Reyes warned that failure to turn over the information could hold up the legislative changes sought by the White House and the Director of National Intelligence.
"As we noted in our letter, the Committee cannot begin a serious evaluation of legislative proposals to alter the FISA system unless we have facts regarding legal authorities," Rep. Reyes added. "If the Administration is serious about the need for legislation in this area, the President will insist that Congress be given all of the facts."
Reyes' remarks came in response to a major Tuesday push by House Republicans to advance FISA reform legislation they insist is necessary. Rep.
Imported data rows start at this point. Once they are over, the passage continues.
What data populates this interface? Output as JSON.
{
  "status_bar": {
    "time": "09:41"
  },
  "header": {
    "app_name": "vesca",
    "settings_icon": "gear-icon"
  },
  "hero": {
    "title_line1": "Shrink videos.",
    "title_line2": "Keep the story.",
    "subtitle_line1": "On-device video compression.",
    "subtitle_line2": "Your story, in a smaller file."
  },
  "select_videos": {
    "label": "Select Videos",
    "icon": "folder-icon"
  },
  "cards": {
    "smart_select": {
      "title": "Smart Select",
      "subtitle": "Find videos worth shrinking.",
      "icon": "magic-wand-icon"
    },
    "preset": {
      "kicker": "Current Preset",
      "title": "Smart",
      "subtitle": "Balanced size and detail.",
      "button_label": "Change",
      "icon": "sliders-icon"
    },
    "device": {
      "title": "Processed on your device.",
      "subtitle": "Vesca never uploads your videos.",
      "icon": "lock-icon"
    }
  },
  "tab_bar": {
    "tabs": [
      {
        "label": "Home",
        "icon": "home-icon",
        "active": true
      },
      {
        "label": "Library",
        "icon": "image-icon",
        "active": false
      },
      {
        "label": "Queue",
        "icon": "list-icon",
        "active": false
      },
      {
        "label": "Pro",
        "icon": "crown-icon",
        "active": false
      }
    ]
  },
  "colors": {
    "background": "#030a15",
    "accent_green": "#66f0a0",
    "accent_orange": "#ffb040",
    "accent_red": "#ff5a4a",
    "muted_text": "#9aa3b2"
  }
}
Heather Wilson (R-NM), ranking Republican on the Subcommittee on Technical and Tactical Intelligence, introduced a FISA reform package on Tuesday.
The Ranking Republican on the whole committee, Rep. Hoekstra, described the need for Wilson's legislation in stark terms.
"Terrorists are using the FISA law to shield their activities, while Congress continues to let the Intelligence Community be hamstrung by a 1978 law written for rotary telephones and the Cold War,” the Michigan Republican said in a statement. "Al-Qaeda is not going to take August off—we need to pass this bill before Congress recesses."
Attorney General Alberto Gonzales also added to those warnings in his Tuesday appearance before the Senate Judiciary Committee.
"There have been sweeping changes in the way that we communicate since FISA became law, and these changes have had unintended consequences on FISA's operation," Gonzales told the committee Tuesday morning. "For example, without any change in FISA, technological advancements have actually made it more difficult to conduct surveillance on suspected terrorists and other subjects of foreign intelligence surveillance overseas."
But Rep. Reyes was dismissive of the idea that full reform of FISA was required to permit monitoring of terrorists.
"Rep. Wilson’s legislative approach is based on several faulty assumptions," the Congressman argued, pointing to a letter he wrote to her. The Reyes letter argued that FISA has been amended with modernization in mind on several occasions, and that the administration has failed to devote sufficient resources to the problems.
in a July 20 letter to the House Intelligence Committee, Attorney General Gonzales responded in kind to part of Reyes' remarks.
"(M)erely adding resources without amending FISA will not resolve the problem," Gonzales wrote in remarks circulated by House Republicans. "FISA currently requires...the Department of Justice to expend critical time and effort to provide privacy protections to foreign targets overseas – including terrorist targets – who are not entitled to them."
While the administration and House Republicans made their push for rapid action on FISA modernization, the issue might be overshadowed by another pending matter. At the end of June, the Senate Judiciary Committee subpoenaed the White House for various information relating to its warrantless wiretapping through the Terrorist Surveillance Program.
Last week, the White House wrote to Senator Patrick Leahy (D-VT), the committee's chairman, and requested an extension of the deadline for the subpoena, which was subsequently granted. But throughout Tuesday's hearing with Gonzales, the administration's counterterrorism surveillance operations were a constant point of discussion, which indicates that any future legislative changes will most likely not come easy for the White House.